For a list of eligible expenses FSAs cover see
Here
Some information on FSAs, HSAs and Dependent care accounts:
FSA = A pretax benefit where you elect a certain amount (employers usually max this out at $5000.) to be deducted pretax from your payroll check. Your employer prefunds the account so your entire election is available at the beginning of the plan year. ANY medically needed expense is eligible which includes, vision, dental, OTC drugs, medications, bandaids etc. Some expenses like nutritional supplements or massage may also be eligible IF you have a medical need requiring those things ie iron for an anemic or massage for chronic neck or back pain. You do have to supply a letter from a licensed doctor describing the condition and why you need those things. If you do not use your entire election by the end of the plan year, the money goes back to your employer to pay takes on it.

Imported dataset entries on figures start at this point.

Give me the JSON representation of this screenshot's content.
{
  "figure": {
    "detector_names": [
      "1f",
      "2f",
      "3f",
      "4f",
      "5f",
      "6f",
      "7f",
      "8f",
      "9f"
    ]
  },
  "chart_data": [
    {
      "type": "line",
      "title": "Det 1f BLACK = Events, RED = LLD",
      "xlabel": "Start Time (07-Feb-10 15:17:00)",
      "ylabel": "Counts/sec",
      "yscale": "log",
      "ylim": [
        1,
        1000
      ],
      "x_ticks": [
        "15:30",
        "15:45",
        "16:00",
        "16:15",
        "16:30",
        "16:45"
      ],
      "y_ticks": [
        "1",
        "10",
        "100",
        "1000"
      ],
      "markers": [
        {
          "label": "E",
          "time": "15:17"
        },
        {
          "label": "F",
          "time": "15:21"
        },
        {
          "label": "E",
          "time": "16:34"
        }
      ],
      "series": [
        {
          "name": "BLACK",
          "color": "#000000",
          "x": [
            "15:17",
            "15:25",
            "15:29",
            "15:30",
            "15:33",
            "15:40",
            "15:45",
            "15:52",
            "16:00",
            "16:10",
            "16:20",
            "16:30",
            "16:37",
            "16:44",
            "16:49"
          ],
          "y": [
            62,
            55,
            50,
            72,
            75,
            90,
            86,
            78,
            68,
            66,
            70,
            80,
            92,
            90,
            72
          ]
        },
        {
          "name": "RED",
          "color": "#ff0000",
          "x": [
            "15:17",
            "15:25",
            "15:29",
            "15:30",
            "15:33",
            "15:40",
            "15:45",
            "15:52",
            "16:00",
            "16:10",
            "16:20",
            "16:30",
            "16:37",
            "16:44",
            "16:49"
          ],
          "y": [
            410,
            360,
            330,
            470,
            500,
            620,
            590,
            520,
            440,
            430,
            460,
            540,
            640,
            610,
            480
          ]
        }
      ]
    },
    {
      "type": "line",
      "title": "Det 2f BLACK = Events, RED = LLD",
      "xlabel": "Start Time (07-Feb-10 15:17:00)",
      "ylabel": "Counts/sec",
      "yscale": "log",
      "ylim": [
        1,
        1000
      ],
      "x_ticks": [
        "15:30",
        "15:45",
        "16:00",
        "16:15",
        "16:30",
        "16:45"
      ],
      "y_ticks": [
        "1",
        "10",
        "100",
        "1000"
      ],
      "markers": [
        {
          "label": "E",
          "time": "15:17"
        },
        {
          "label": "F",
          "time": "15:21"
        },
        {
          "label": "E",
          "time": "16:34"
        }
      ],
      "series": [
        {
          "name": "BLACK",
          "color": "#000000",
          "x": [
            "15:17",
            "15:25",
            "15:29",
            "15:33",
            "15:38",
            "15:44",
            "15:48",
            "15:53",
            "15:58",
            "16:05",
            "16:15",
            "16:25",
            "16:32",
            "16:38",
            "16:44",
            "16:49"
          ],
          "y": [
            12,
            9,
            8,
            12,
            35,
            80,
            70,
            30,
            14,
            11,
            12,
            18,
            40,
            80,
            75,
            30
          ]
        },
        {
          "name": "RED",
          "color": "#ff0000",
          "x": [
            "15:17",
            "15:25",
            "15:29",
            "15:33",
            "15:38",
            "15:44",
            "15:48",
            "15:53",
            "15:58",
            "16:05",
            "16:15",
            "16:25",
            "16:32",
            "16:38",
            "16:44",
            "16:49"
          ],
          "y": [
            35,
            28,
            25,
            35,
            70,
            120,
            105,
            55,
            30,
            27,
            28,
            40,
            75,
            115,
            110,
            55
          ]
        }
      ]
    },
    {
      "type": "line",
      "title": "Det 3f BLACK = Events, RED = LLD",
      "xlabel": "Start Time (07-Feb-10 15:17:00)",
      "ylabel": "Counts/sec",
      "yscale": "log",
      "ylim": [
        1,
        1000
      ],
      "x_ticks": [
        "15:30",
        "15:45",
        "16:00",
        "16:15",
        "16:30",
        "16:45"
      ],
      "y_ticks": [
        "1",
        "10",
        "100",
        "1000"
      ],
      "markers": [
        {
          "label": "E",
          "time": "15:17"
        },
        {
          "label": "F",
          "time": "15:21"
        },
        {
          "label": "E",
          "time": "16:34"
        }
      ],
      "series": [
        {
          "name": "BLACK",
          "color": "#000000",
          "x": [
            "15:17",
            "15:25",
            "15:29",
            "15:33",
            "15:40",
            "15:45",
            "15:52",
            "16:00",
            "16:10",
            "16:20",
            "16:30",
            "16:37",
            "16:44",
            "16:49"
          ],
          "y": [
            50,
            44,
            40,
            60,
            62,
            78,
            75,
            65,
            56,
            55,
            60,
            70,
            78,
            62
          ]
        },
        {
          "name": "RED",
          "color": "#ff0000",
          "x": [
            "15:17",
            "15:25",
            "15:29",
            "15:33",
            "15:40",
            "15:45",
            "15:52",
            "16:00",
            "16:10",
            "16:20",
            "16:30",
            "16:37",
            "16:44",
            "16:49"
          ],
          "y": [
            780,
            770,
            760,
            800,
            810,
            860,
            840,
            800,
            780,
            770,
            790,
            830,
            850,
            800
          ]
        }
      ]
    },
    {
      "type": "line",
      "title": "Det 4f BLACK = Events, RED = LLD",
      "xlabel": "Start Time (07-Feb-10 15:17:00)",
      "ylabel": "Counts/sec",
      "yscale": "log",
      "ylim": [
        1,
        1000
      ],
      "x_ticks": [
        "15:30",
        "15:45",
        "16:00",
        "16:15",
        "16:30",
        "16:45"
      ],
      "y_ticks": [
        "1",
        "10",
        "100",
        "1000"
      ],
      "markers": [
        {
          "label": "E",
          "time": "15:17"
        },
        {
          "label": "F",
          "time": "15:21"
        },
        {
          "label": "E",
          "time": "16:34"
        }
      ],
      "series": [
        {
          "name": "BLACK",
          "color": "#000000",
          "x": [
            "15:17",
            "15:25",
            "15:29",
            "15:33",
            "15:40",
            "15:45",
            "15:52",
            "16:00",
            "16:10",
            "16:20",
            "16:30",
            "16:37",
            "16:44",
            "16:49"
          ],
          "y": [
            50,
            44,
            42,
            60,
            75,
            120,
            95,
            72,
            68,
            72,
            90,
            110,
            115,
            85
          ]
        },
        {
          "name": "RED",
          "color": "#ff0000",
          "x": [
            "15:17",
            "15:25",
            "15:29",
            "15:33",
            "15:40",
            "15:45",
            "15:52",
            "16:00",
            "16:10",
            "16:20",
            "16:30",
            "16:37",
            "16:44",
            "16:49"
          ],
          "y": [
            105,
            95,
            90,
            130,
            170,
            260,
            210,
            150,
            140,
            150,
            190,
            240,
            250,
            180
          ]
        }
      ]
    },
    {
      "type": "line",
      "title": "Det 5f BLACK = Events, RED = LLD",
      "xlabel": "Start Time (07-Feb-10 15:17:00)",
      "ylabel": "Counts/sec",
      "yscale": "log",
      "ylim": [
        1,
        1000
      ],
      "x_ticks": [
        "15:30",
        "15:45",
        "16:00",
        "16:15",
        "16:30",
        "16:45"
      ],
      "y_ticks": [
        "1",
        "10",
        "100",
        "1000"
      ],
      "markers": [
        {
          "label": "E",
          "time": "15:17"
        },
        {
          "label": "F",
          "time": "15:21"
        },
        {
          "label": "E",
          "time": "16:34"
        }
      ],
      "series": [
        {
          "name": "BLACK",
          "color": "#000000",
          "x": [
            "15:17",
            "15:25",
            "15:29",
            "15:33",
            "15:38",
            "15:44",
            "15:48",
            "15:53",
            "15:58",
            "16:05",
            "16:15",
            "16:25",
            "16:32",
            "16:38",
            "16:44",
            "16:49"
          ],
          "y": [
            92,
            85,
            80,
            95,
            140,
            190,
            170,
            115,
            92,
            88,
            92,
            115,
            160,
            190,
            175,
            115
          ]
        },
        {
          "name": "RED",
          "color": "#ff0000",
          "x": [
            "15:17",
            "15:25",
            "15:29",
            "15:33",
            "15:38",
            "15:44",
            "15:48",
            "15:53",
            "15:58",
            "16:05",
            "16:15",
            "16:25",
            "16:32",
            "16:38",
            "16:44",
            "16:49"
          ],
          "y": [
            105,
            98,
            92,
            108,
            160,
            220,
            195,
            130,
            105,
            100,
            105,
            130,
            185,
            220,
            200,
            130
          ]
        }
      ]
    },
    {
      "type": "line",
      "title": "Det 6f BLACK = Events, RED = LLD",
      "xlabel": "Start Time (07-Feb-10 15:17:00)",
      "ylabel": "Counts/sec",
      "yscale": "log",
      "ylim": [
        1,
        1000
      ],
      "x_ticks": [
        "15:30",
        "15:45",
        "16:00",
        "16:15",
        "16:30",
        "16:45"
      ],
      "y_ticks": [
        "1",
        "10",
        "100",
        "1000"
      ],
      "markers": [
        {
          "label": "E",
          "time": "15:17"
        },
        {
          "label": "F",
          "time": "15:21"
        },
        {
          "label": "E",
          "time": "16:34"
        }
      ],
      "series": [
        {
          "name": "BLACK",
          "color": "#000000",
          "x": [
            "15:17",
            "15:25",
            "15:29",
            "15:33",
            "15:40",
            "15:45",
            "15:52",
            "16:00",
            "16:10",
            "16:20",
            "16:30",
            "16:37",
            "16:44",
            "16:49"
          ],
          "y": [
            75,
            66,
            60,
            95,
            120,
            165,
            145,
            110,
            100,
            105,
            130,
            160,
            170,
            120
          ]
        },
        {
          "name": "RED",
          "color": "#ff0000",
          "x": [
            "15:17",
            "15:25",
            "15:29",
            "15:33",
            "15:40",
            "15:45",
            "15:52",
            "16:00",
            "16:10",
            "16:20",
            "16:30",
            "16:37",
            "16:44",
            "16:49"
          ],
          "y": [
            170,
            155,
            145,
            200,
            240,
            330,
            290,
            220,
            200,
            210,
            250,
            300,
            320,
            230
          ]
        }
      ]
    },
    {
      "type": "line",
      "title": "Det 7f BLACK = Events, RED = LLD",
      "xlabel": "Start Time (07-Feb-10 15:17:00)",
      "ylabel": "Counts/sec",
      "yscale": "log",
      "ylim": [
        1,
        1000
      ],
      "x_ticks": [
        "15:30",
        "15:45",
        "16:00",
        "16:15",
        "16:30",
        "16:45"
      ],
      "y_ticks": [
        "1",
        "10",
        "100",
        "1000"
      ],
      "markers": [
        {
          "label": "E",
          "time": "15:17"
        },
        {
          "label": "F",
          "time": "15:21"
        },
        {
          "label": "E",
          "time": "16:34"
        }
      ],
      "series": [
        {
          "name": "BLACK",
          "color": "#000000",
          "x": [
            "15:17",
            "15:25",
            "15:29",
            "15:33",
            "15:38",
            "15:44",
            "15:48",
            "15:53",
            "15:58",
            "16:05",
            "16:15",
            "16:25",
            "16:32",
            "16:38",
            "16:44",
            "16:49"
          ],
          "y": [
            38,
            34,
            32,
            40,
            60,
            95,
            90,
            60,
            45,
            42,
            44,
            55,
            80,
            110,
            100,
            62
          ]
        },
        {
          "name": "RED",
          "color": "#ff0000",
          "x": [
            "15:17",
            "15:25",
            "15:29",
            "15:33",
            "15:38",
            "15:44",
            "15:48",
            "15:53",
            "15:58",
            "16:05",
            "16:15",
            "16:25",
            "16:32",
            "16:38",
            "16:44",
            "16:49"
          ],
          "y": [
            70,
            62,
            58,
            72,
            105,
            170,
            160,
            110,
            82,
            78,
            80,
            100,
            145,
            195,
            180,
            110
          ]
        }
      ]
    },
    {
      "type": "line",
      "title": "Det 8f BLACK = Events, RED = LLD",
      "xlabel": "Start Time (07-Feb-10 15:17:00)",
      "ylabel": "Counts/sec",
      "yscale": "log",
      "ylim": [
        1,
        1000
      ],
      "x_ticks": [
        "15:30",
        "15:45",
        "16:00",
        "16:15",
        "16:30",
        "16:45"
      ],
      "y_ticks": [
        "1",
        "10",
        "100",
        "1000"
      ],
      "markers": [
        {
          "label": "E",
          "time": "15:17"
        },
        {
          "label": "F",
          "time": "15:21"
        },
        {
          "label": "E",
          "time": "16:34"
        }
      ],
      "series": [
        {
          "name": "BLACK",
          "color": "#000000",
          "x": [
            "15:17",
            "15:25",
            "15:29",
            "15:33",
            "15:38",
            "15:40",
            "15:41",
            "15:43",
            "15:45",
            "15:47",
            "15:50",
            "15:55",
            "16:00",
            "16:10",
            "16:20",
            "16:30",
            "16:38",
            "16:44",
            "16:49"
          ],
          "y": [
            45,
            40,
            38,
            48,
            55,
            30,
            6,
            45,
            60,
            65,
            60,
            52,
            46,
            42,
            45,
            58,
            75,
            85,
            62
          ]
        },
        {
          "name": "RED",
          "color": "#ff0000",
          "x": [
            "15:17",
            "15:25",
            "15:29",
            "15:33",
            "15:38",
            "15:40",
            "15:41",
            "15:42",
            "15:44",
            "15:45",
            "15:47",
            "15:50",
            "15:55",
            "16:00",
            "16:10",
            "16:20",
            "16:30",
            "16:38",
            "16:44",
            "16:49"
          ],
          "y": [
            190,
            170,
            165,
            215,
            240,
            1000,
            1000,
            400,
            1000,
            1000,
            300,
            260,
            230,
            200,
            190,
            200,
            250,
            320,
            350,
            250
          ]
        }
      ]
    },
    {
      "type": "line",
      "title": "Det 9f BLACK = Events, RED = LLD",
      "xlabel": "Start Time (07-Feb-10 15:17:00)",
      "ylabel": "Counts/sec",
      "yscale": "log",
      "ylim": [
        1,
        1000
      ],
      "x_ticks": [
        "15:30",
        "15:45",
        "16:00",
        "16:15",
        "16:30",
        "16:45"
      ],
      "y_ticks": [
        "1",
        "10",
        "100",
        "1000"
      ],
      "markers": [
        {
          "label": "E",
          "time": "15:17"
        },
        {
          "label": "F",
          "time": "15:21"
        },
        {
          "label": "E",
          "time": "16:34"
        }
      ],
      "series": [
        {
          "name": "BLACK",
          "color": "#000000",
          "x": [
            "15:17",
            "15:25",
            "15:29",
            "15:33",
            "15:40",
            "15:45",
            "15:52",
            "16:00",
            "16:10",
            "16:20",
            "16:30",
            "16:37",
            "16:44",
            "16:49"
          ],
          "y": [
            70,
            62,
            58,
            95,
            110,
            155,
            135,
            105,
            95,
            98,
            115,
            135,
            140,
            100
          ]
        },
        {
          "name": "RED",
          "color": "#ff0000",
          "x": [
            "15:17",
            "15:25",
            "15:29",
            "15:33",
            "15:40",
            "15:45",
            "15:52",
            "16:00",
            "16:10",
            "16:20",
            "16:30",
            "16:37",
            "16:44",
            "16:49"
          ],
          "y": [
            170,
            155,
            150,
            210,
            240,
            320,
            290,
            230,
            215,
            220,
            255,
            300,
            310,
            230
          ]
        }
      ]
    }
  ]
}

HSA = You can set aside $5000.00 every year in a saving account for health care expenses. I am not an expert in these as I am not in that dept but they are a lot less restrictive because the employer is not prefunding this and you can actually invest this money once yoyu have over $1000.00 in the account. You never lose this money and I believe the HSA stays with you even when you change employers.
Dependent Care FSA = $5000.00 limit to help pay for child care expenses, summer day camps etc while you are at work. These are not pre funded so the money is available as you get paid and the funds will go back to the employer if you do not use all of them.
There were a lot of questions in the comments so I thought I would clear this up.